Failover testing proves that a Pacemaker cluster can keep services available when a node is drained for maintenance or becomes unreachable. Controlled failovers expose missing dependencies, fragile constraints, and slow resource start times before a real outage forces an unplanned cutover.

The pcs CLI talks to the cluster configuration and drives state changes such as putting a node into standby. When a node enters standby, Pacemaker recalculates placement, stops resources on that node, and starts them on other eligible nodes while Corosync maintains membership and quorum.

Node-level failovers can interrupt active sessions and can trigger fencing if quorum is lost or the cluster decides a node is unsafe. Run the test during a maintenance window, confirm remaining nodes can carry the workload, and prefer a single-resource move when only one service needs to be exercised.
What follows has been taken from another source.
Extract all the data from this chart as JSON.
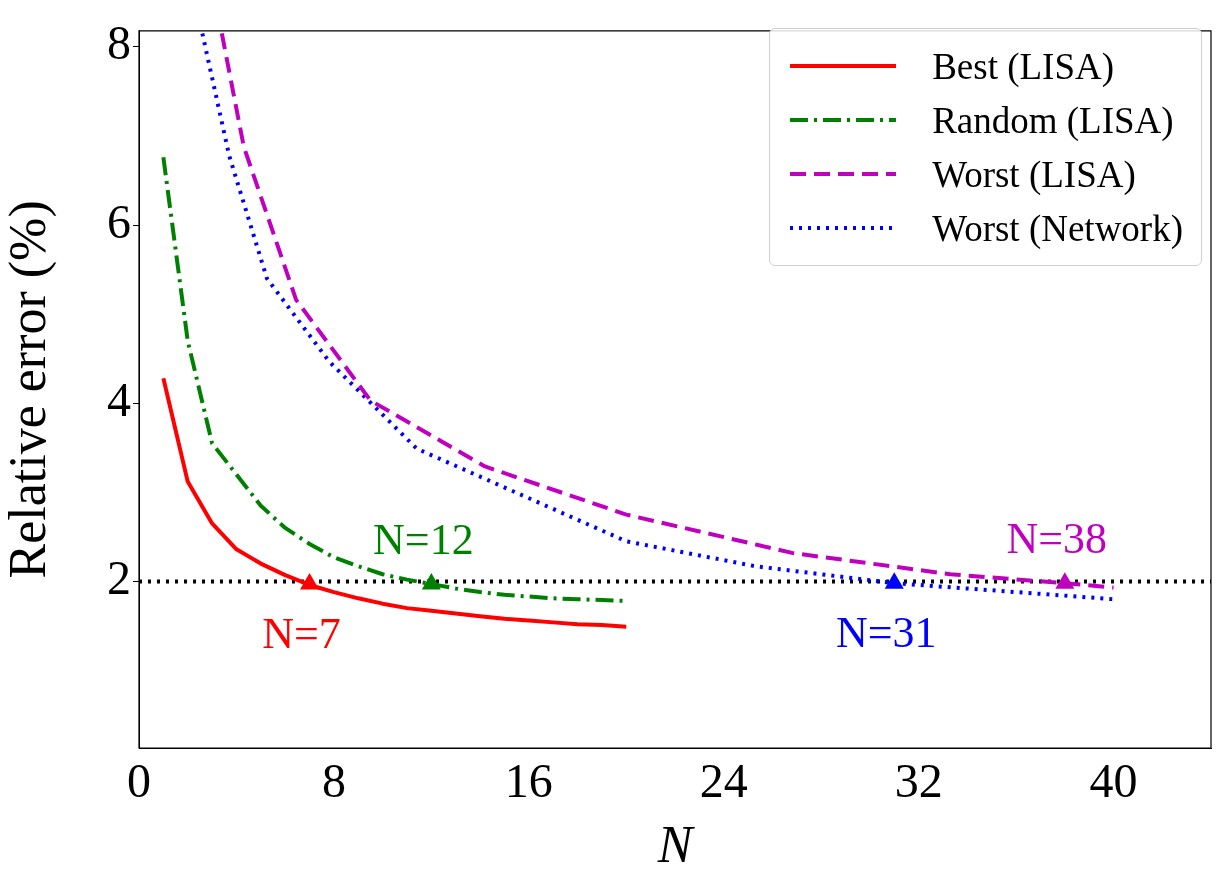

Steps to run a Pacemaker failover test with PCS:

  1. Confirm the cluster has quorum with no failed actions.
    $ sudo pcs status
    Cluster name: clustername
    Cluster Summary:
      * Stack: corosync (Pacemaker is running)
      * Current DC: node-01 (version 2.1.6-6fdc9deea29) - partition with quorum
      * 3 nodes configured
    ##### snipped #####

    Look for partition with quorum and no failed actions before proceeding.

  2. List resources to record the current placement of the target service.
    $ sudo pcs status resources
      * Resource Group: web-stack:
        * cluster_ip (ocf:heartbeat:IPaddr2): Started node-01
        * web-service (systemd:nginx): Started node-01
  3. Put the hosting node into standby to drain its resources.
    $ sudo pcs node standby node-01

    Standby can restart services on other nodes and drop active sessions; loss of quorum can stop resources or trigger fencing depending on cluster policy.

  4. Verify resources relocated off the standby node and record the elapsed relocation time if the exercise is being compared with an RTO.
    $ sudo pcs status
    Cluster name: clustername
    Cluster Summary:
      * Stack: corosync (Pacemaker is running)
      * Current DC: node-01 (version 2.1.6-6fdc9deea29) - partition with quorum
    ##### snipped #####
    Node List:
      * Node node-01: standby
      * Online: [ node-02 node-03 ]
    
    Full List of Resources:
      * Resource Group: web-stack:
        * cluster_ip (ocf:heartbeat:IPaddr2): Started node-02
        * web-service (systemd:nginx): Started node-02
  5. Return the node to active service.
    $ sudo pcs node unstandby node-01
  6. Confirm the cluster is healthy at the end of the failover test.
    $ sudo pcs status
    ##### snipped #####
    Node List:
      * Online: [ node-01 node-02 node-03 ]
    Full List of Resources:
      * Resource Group: web-stack:
        * cluster_ip (ocf:heartbeat:IPaddr2): Started node-02
        * web-service (systemd:nginx): Started node-02

    Resources may remain on the new node after unstandby due to stickiness and placement rules. If failures appear, clear them with pcs resource cleanup <resource> before re-testing.